Court Opinion

ID: 6279577
Source: CourtListenerOpinion
Date Created: 2022-02-18 16:11:41.777422+00
Date Added: 2024-06-11T09:00:09.799760
License: Public Domain

Opinion by
Trexler, J.,
Is the contract sued upon a membership certificate of a beneficial association or is it in legal effect a policy of insurance? If the latter, the trial judge properly excluded plaintiff’s application when offered by defendant for the purpose of showing fraudulent statements, the application not having been attached as provided by the Act of May 11,1881, P. L. 20. The question must be'determined by the language of the certificate and the character of the business transacted. At the trial of the case plaintiff offered the policy of insurance sued upon, proved that the insured named in the policy had died, together with a few other details as to- residence and sickness and rested.

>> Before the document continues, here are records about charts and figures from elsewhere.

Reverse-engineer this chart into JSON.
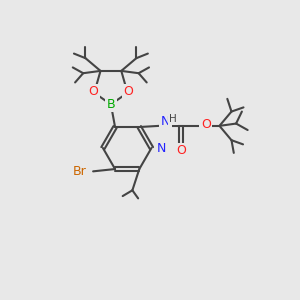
{
  "bg_color": "#e8e8e8",
  "bond_color": "#444444",
  "colors": {
    "B": "#00aa00",
    "O": "#ff2222",
    "N": "#2222ff",
    "Br": "#cc6600",
    "C": "#444444",
    "H": "#444444"
  }
}
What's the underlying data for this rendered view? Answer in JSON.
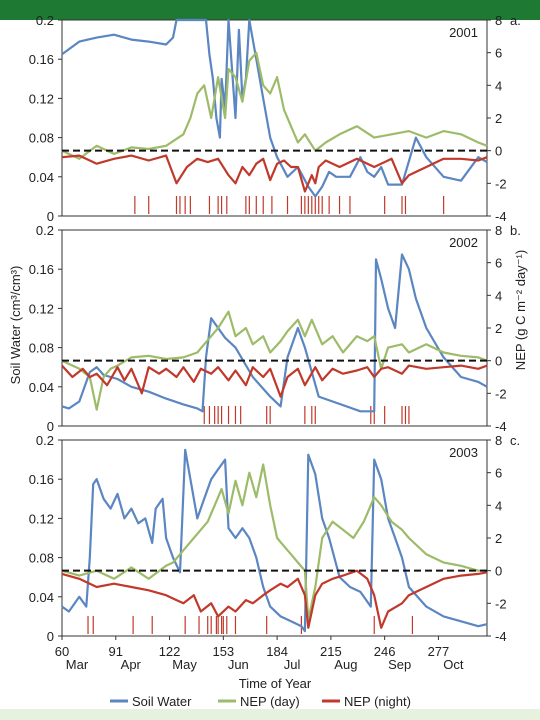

The defendant then called a witness *178who testified that he was -in the insurance business, represented the defendant, that he had written an application of insurance for the insured, that he was manager of the defendant company at the time and was employing three, four or five different agents. These soliciting agents went out and took applications for insurance and brought them to him and he then obtained policies of insurance from the company. The attorney for the defendant showed the witness a paper which he stated in his question “purports to be an application for a policy of insurance.” There was no testimony that any lodge was in the State of Pennsylvania nor that the soliciting agents were engaged in instituting lodges. The contract in question was called a benefit certificate. The amount was $1,000 and the monthly premiums, $1.80. It had some of the properties of a life insurance policy and some of a mere certificate in a beneficial order. This paper and the testimony above referred to was all that was before the court when the application was offered in evidence. As matters stood, we cannot convict the court of error in refusing to admit the application because not attached to the policy. Whilst the defendant’s attorney was not irrevocably bound by the statements made by the witness nor by the assumptions of fact in his questions, we think the court was right in adopting the view that the transaction was that of insurer and insured since no attempt was made to show a contrary state of affairs. There was no other proof offered as to the character of the business or the purposes and aim of the corporation. Upon the case as presented, the ruling we think was correct.
The assignments of error are overruled and the judgment affirmed.